下重暁子さんが「学鐙」(丸善)Vol.115 No2(2018夏号)p34
に書評を書いています。
「私がもんじゅの事故後、現場を目にする機会があったが、その時説明してくれた人達の国への忠誠心は、戦時中の天皇や軍への忠誠心と変わらないことに驚いた」
明治150年変わらず、軍官財額の権力を持つ者達の手に握られた日本のエネルギー政策を理路整然と述べていて
山本さんらしい明快な書きぶりです。
明治以来の富国強兵策と不即不離で推進された日本の科学技術は、戦後も継続・強化され高度成長を達成しました。

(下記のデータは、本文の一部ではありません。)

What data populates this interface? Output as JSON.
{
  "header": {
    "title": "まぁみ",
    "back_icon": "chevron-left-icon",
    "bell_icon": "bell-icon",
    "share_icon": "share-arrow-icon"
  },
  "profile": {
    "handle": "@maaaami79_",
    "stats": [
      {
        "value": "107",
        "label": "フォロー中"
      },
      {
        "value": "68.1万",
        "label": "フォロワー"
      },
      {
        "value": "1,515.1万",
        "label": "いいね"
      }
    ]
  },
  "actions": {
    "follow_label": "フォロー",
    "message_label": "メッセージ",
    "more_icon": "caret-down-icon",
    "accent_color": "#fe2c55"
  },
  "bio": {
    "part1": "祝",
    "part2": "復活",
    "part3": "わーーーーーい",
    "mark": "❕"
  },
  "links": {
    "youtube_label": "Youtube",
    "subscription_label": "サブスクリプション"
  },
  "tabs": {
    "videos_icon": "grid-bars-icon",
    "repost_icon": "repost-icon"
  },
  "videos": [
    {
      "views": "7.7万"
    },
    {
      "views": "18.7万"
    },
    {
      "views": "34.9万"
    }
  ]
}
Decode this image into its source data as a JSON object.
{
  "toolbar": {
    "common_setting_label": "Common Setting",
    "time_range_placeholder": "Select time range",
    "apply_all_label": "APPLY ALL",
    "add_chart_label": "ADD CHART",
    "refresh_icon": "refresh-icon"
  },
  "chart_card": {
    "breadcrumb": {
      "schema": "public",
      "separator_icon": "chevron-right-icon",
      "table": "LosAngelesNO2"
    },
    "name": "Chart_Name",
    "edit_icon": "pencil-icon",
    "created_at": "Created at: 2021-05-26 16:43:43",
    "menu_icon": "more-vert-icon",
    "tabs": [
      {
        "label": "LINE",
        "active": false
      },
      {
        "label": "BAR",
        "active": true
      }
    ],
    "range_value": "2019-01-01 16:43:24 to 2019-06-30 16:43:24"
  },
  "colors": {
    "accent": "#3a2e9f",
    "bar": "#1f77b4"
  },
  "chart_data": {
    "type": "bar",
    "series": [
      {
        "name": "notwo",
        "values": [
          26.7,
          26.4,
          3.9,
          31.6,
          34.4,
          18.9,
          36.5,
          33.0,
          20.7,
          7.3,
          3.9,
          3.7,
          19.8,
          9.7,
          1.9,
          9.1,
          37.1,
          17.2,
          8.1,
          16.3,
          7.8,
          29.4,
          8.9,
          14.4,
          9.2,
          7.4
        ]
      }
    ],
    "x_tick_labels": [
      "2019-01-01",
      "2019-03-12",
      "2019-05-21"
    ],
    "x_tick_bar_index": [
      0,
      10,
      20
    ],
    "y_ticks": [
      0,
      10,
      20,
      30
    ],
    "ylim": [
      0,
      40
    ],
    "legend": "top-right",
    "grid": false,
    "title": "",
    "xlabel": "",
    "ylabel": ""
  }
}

このことは書かれている通りです。しかし、福島の原発事故で挫折したかどうかはなんとも言えません。国家主義者たちは逆にしぶとく反撃に出ていると思います。
それはともかく、興味ふかい挿話がいくつもあるので2つだけ紹介します。
- 初代文部大臣の森有礼は、日本語を廃止し英語に変えることを試みて、福沢諭吉などに罵倒されたことで悪名を残しています。彼はさらに、アメリカに留学する学生を前に演説をして、アメリカ夫人と結婚することを勧めています。当時の日本人の貧弱な体格では一等国を建設できないから、というのです。
仮に森有礼の考えが全部実行されたとしたら、英語を話しDNAの半分がアメリカ人である国民が日本列島に住む「強国」ができるかもしれませんが…..
- 明治初期の工部省の教育機関である工部寮は東大工学部の前身です。その初代長官の山根庸三は、長州出身で幕末に幾つかのテロ行為をはたらいています。品川にあった英国公使館焼き討ち(隊長:高杉晋作、副隊長:久坂玄瑞、実行犯:伊藤博文と山根他)と塙保己一の兄の刺殺です。その後、密航してスコットランドにわたりグラスゴーで技術を学んだそうです。Wikiでは「日本工学立国の父」とあります。